Did you see Dylan McDermott is getting a divorce? Why, do you think? Is there a possibility it is because he loves me and hasn’t had the nerve to tell me yet? Do you think he’s secretly reading this blog? He’s Tee, isn’t he? I mean, I have no real proof that Tee is a woman. A man could say phrases like "For crying in the cream," right?
Tomorrow is my 30-day review at work. Woo! Do you think I’ll get a raise?
Also tomorrow at work, we are having a competition with the other office, to see who walks around our respective walking tracks the most. You walk around the track as many times as you can, report it to our on-site nurse (yes, we have a full-time nurse there. Yes, I have already been there with a hypochondriacal illness. Did you really think I could go a month without one?), and then she tallies who the winner is.

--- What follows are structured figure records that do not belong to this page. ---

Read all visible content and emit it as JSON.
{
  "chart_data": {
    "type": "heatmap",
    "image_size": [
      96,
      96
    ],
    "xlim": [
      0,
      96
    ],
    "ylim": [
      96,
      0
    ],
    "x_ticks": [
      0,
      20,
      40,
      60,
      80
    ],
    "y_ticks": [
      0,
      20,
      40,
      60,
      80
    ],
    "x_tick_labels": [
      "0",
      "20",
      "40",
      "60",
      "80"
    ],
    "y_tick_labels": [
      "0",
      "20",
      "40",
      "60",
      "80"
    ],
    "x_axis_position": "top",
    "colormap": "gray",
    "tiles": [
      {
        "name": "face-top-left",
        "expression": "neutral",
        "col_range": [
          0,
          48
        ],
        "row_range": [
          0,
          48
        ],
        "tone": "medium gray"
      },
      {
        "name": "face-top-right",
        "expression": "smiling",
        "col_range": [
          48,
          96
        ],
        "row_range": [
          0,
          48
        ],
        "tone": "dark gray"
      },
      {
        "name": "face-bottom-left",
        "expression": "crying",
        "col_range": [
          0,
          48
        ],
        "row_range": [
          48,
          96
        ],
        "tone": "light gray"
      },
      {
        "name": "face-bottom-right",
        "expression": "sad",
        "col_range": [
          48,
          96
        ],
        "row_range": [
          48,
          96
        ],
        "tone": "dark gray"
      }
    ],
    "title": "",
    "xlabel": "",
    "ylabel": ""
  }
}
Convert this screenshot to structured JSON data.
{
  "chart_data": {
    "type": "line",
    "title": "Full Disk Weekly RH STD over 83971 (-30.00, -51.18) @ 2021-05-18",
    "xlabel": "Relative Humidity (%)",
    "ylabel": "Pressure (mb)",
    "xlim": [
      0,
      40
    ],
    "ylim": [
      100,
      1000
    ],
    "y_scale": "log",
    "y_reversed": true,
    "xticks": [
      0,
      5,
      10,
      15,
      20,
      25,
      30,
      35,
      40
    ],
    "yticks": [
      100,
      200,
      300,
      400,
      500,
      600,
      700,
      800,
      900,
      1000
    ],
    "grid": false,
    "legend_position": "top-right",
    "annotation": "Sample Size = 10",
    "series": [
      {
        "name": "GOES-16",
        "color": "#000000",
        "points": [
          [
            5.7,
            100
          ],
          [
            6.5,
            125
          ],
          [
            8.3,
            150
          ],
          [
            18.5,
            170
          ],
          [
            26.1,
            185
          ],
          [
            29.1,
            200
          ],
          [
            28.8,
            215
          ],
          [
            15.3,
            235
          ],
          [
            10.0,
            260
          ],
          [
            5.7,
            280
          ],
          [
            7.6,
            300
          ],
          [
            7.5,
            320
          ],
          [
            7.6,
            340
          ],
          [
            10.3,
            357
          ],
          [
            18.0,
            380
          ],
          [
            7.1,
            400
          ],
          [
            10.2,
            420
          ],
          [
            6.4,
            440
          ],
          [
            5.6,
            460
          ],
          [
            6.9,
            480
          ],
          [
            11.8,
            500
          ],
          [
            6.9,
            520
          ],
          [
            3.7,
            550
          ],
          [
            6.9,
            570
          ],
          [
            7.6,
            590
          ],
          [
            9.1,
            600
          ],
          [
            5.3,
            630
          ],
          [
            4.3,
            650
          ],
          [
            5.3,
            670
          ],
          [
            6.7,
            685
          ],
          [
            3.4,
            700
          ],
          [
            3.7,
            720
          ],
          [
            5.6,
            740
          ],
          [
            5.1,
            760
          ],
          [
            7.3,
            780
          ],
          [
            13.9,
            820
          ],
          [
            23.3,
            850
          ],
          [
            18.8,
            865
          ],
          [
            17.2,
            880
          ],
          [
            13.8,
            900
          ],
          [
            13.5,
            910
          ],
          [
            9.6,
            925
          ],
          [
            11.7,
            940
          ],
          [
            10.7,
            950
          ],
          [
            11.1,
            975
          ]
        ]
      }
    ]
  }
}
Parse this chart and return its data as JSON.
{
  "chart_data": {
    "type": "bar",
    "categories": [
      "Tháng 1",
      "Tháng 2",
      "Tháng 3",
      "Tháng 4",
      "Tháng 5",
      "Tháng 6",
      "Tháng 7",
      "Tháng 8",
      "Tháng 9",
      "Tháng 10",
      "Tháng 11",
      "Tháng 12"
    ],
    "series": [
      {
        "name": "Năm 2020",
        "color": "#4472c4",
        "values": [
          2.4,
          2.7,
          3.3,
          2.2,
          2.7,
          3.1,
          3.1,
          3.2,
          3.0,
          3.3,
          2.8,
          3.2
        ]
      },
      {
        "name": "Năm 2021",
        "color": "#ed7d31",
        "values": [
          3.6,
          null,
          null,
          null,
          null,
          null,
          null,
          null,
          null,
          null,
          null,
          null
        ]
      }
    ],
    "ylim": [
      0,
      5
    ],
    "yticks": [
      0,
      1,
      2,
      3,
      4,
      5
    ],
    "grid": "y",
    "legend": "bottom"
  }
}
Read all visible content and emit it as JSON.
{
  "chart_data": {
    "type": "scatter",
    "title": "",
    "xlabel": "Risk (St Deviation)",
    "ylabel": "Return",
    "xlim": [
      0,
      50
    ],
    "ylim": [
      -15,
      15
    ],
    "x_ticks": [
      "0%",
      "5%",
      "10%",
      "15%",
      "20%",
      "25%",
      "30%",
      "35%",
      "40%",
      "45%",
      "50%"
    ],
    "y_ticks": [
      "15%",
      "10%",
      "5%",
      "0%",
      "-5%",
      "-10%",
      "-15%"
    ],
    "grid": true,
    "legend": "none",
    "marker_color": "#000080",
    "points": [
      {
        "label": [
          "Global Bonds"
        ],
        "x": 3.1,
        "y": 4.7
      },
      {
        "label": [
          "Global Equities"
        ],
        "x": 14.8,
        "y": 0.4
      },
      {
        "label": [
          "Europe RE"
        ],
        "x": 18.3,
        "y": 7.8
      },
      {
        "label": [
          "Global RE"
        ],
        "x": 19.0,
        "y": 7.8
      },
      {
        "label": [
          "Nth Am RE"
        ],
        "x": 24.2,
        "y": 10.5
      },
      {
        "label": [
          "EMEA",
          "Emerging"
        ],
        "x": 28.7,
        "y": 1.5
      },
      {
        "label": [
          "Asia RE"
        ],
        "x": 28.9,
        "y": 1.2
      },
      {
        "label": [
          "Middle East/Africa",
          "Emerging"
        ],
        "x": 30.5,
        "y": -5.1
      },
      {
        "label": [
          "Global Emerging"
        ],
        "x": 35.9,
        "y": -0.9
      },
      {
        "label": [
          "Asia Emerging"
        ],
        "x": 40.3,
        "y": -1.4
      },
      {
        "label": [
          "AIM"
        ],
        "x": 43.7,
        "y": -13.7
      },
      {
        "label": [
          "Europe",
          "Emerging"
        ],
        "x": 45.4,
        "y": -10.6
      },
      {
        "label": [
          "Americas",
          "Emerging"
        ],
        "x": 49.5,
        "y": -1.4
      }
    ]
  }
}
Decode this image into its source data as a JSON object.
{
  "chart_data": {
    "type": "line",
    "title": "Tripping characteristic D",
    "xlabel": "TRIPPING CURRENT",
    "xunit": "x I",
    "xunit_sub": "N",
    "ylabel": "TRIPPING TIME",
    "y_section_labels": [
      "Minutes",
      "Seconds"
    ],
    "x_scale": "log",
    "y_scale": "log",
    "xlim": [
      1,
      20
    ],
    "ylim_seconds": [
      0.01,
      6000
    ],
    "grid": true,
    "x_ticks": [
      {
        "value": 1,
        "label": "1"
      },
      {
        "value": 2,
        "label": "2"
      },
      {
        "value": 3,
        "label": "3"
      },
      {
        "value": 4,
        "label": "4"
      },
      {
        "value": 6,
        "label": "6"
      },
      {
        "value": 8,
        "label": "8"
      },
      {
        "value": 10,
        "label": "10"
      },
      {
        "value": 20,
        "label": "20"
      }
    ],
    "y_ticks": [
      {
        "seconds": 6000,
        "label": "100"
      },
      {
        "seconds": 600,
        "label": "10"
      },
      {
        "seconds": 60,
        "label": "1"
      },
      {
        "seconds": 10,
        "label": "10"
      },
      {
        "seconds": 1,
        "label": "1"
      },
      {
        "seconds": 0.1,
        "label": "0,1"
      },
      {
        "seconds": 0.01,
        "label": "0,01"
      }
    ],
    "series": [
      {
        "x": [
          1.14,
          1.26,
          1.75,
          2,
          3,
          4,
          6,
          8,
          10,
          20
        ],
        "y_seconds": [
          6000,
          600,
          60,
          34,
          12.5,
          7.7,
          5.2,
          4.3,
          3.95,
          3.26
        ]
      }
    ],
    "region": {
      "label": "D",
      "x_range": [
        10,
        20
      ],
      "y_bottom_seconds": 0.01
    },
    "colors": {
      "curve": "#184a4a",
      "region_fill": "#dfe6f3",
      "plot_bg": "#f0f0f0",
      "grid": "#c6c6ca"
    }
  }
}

I do not know what we get as a prize if we beat the other site. Maybe we get to edit them to death or something. At any rate, the guy I walk with on breaks is gonna join me walking around the track 750 times rather than our usual walk through the whole campus. Yes, they call it a campus. No, it is not a school.
Is that even legal?
And speaking of the guy I walk with, which this next part really isn’t, I think I figured out why my pants are falling down and I look like I should be in the Crips or some gang actually from this decade. It is probably because my coworker and I — let’s call him Christopher Walken from now on — walk twice a day for 18 minutes each time, and pretty briskly. So that’s 36 minutes a day, cause I’m a math whiz like that, and then I walk a really frisky 30-pound dog every evening for about 30 minutes.
That adds up to like 12 hours a day of walking. So there you go.
And in conclusion, thank you all for coming out tonight and enjoying this fine chicken. Do you really want to hear the why-she’s-my-ex-best-friend story? I’ve been thinking, should I really sell out my ex just to have a good blog story? Hells yeah.
So, I am thinking I will tell it. I have to review it in my mind, cause at the time it was just a rush of sad, depressing times and then it was over. And it was worse than breaking up with a boyfriend. It was probably worse than divorcing Dylan McDermott. At least he knows where he can come to pick up the pieces. Greensboro! In the house! Wooo!